User-triggered fetches

A real person asked an assistant about your page and it goes to read it. Blocking these means the assistant tells your own visitor it cannot open your link. Examples: ChatGPT-User, Claude-User, Perplexity-User.

Dataset crawlers

Public or commercial crawl corpora that many models ingest later. Examples: CCBot (Common Crawl), Diffbot, AI2Bot, Webzio-Extended.

What is llms.txt?

llms.txt is a proposed standard (llmstxt.org): a Markdown file at the root of your domain that gives an AI assistant a clean, curated map of your site — an H1 with your name, a one-line summary in a blockquote, then sections of links. It is not a ranking factor and no engine is obliged to read it, but it is cheap to publish and it is how you control the wording an assistant uses to describe you. This tool validates the structure and generates a starter file from your own sitemap.
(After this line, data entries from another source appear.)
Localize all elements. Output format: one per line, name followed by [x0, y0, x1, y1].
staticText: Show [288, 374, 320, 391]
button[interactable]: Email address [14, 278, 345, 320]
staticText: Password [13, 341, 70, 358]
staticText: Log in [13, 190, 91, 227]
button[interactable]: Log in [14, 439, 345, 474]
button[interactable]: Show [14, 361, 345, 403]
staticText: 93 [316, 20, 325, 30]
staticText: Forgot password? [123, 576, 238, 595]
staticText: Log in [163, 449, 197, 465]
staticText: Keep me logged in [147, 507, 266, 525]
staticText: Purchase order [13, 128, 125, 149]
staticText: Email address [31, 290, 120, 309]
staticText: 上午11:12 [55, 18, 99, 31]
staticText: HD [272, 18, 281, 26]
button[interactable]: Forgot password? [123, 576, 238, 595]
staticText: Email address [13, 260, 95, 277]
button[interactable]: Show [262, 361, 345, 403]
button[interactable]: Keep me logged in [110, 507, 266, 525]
Frequently asked questions

Does blocking GPTBot remove me from ChatGPT?

No — and this is the most common misunderstanding. GPTBot only feeds model training. ChatGPT's live answers use OAI-SearchBot (the search index) and ChatGPT-User (when someone opens your link in a chat). You can block GPTBot and still be cited by ChatGPT, as long as those two stay allowed.

Does Google-Extended affect my Google Search ranking?

No. Google-Extended only controls whether your content is used for Gemini training and grounding. Normal Search crawling and ranking are governed by Googlebot, which is a separate token. Blocking Google-Extended does not remove you from Google Search.

Do AI crawlers actually obey robots.txt?

The named ones from major operators publish their tokens and are documented as obeying it. robots.txt is voluntary, though — it is a request, not a wall. Crawlers that ignore it, or that do not identify themselves, need a firewall or WAF rule instead.

Why does my page score low even though nothing is blocked?

Access is only half of it. AI crawlers do not run JavaScript, so if your text only appears after JS runs, they see an empty page. The score also rewards server-rendered text, JSON-LD structured data, a single clear H1, and a title plus description.

Is llms.txt required?

No. It is a proposal, not a standard any engine enforces, and no major engine has committed to reading it. It costs one file to publish and it is the only place you get to write the summary an assistant may reuse verbatim, so the downside is small.